Civilian families remaining inside the besieged districts of Homs
continue to cling on to life in between the jaws of death and hunger.
They continue to live while their disctricts are being hammered daily by missiles,
leaving them surrounded with rubble, the memories and dreams.
The way these families stand tall is just like the ancient stones of Homs:
surviving, full of life, despite the daily agony and misery.
Scenes and slogans carved by the living and the martyrs are still seen
on the walls and houses that remain standing.
Vibrant and clear these images are, insisting that we keep an eye on them,
that we look for them in all this destruction.
Sandbags, barricades, soldiers armed to their teeth, bullet coats, bombs ...
These factors simply make up the checkpoints of the regime's army, cutting off each district from the other
and imposing the suffocating siege of Homsi families as they draw images of fear and terror.
These checkpoints are made to exterminate safety and security,
they're made to spread fear, to terrorize, to torture, to arrest and to kill.

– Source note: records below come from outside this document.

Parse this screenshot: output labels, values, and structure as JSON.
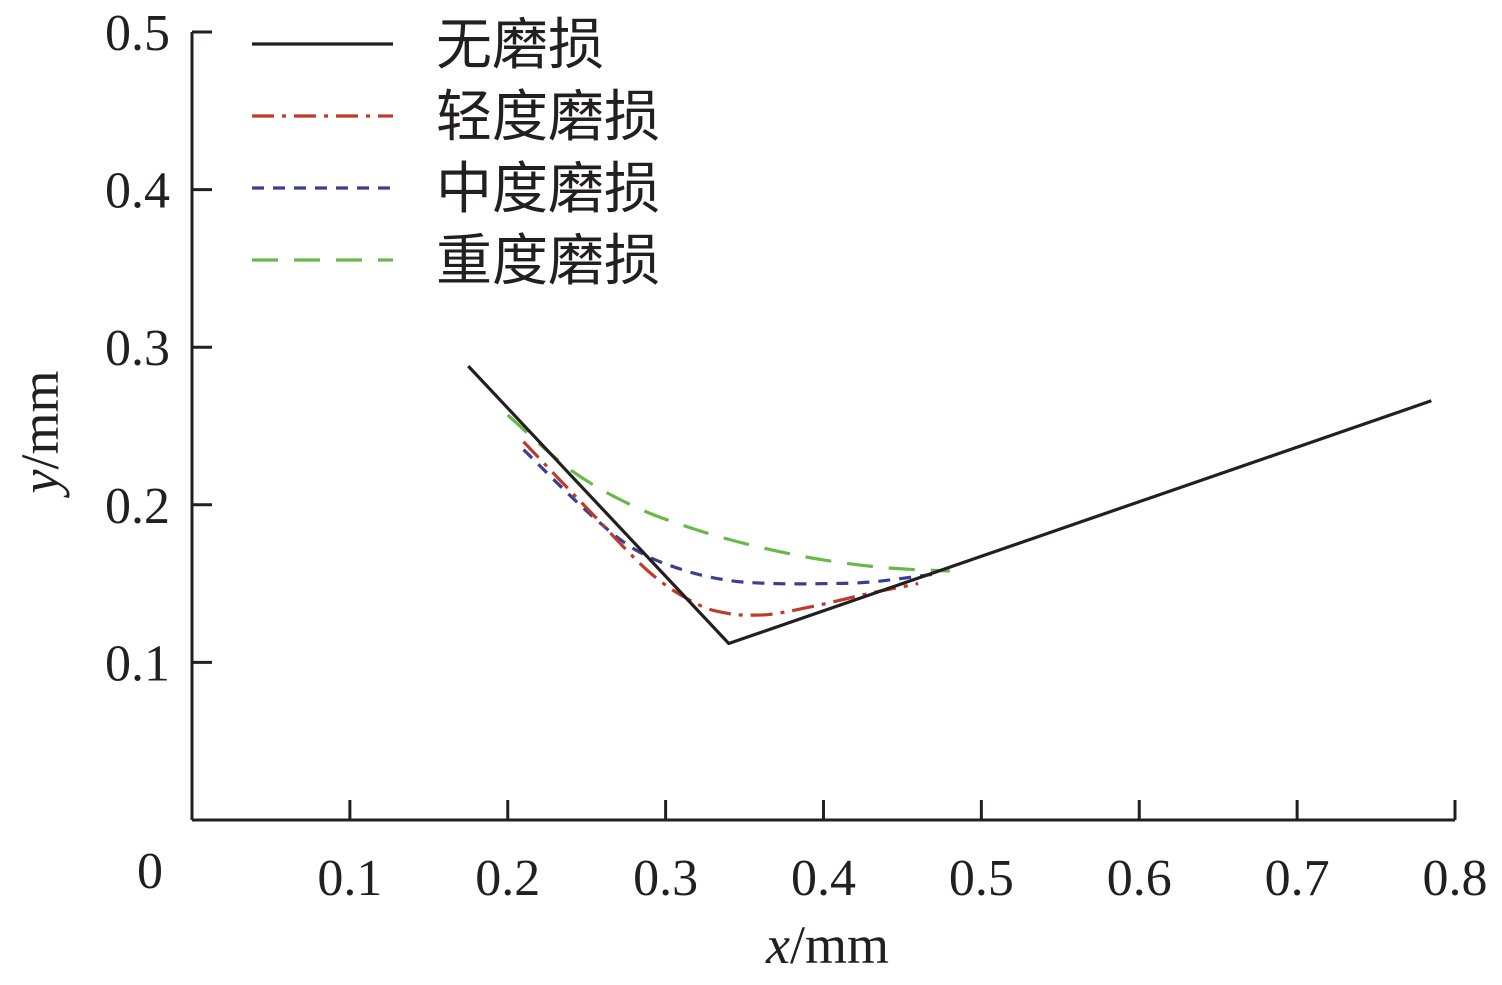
{
  "chart_data": {
    "type": "line",
    "title": "",
    "xlabel": {
      "var": "x",
      "unit": "/mm"
    },
    "ylabel": {
      "var": "y",
      "unit": "/mm"
    },
    "xlim": [
      0,
      0.8
    ],
    "ylim": [
      0,
      0.5
    ],
    "xticks": [
      0.1,
      0.2,
      0.3,
      0.4,
      0.5,
      0.6,
      0.7,
      0.8
    ],
    "yticks": [
      0.1,
      0.2,
      0.3,
      0.4,
      0.5
    ],
    "xtick_labels": [
      "0.1",
      "0.2",
      "0.3",
      "0.4",
      "0.5",
      "0.6",
      "0.7",
      "0.8"
    ],
    "ytick_labels": [
      "0.1",
      "0.2",
      "0.3",
      "0.4",
      "0.5"
    ],
    "origin_label": "0",
    "grid": false,
    "legend_position": "top-left",
    "series": [
      {
        "name": "无磨损",
        "color": "#231f20",
        "dash": "solid",
        "x": [
          0.175,
          0.34,
          0.785
        ],
        "y": [
          0.288,
          0.112,
          0.266
        ]
      },
      {
        "name": "轻度磨损",
        "color": "#c0392b",
        "dash": "dashdot",
        "x": [
          0.21,
          0.25,
          0.29,
          0.32,
          0.34,
          0.355,
          0.37,
          0.4,
          0.43,
          0.46
        ],
        "y": [
          0.24,
          0.198,
          0.157,
          0.137,
          0.131,
          0.13,
          0.131,
          0.137,
          0.144,
          0.15
        ]
      },
      {
        "name": "中度磨损",
        "color": "#3b3f8f",
        "dash": "dashed-short",
        "x": [
          0.21,
          0.25,
          0.28,
          0.31,
          0.34,
          0.37,
          0.4,
          0.43,
          0.47
        ],
        "y": [
          0.235,
          0.196,
          0.172,
          0.159,
          0.152,
          0.15,
          0.15,
          0.151,
          0.156
        ]
      },
      {
        "name": "重度磨损",
        "color": "#6ab84a",
        "dash": "dashed-long",
        "x": [
          0.2,
          0.24,
          0.28,
          0.32,
          0.36,
          0.4,
          0.44,
          0.48
        ],
        "y": [
          0.257,
          0.222,
          0.199,
          0.184,
          0.173,
          0.165,
          0.16,
          0.158
        ]
      }
    ]
  }
}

On these checkpoints, fear spreads and freedom is stolen. It is where death is practised.
The name of your district will be the one they hate, your family name will be similar to one of the
names on the wanted lists composed by the forces at these checkpoints, depending on their mood.
Entire districts are under siege by Assad's soldiers, shabiha and thugs.
The thugs will terrorize civilians as they pass in between these districts
and impose diverse means of anguish.
The Gardenia Tower or, as the residents of Homs call it, the "Death Tower".
It overlooks most of the districts, as it is located where Al-Hamra and Al-Ghouta meet.
Though its weapons are stationed on staggeringly high levels, the tower plants death
and fires destruction onto the besieged districts.
The Death Tower sniper has claimed the lives of hundreds of innocent souls.
You only need to pass by this ruthless sniper to look death in the eye.
Eyewitness testimony: "The sounds of the tower's weapons have become so normal to the ears of the
families of Homs. The machine guns stationed overlooking pose a threat and constant fear
amongst them as the smell of death dominates all. These districts have lost many of their civilians
to the tower and those stationed in it."
Artillery, buildings fall apart, carrying with them dreams and a future that could have been.
This is the situation inside besieged Homs day and night. Civilians spend their evenings
listening to the sounds of missiles and tanks moving by, then wake up to the smell of smoke,
scenes of fires rising to the skies and bullets abducting several souls.
It isn't something odd to wake up and find your home now in rubble, your neighborhood destroyed,
your children hanging between life and death.
It isn't strange to forget the sounds of birds
because these have been substituted with anti-aircrafts, Shilka tanks and T-72s,
where they all keep roaring from the early hours of the morning till late at night.
The sounds that now have become a part of their lives and dreams.
In the middle of the siege, there are people, holding on to the soil and walls with all their might.
They're hanging their dreams inside because they believe that surviving
this oppressive situation will give birth to the longer way to victory.
They live through the sounds of artillery and strive through the day, hungry and tired,
with victory at sight where they will continue to live.
They gave their dreams, hopes and wishes to these besieged neighborhoods
because they're not giving up, they're standing tall.
Nothing can bring a smile to the face within the siege except children.
Their childhood is now made of shelling. They don't dream of quiet days or peaceful mornings with birds,
with a Jasmin smell coming through.
They don't even dream of a cup of milk, which most children take for granted.
All they dream of is to find a space within all this destruction, free of rubble, free of blood,
a place for them to play football, their handmade football, made of the remainders of bullets and explosives.
Church bells ring through the streets, as the call to prayer is made from mosques
with the words "God is great" that come through the alleys. Everyone moves their way to pray,
either in a church or in a mosque. God is one. The prayer is one. Victory against the oppressor
is the shared prayer between all. It is all they repeat all the time, in the prayers they keep in their hearts.
It is inside these besieged neighborhoods of Homs that you learn the true meaning of surviving
between the jaws of death and mass destruction.
Their day starts with the sounds of deafening shelling and the rumble of tanks.
With their lenses at hand, they befriend the lonely alleys,
documenting destruction and death lurking in every corner.
They fear no bullets, they challenge every shell, they don't spare a look to the sniper waiting for their
shadows at the end of each road to take their life that has no more worth to him but a candle.
The truth is what they're after, the truth is what they gave their lives and future for,
the truth and the pictures of suffering, grievery and hope.
"Homs between two sieges" features minutes into the daily life of the families of Homs
and their suffering under the long-term suffocating siege.
It's a short film that portraits their agony and documents memorial revolutionary moments
in the city of Homs, the "city of the revolution".
Filmed and directed by the "Lens of a young Homsi" team.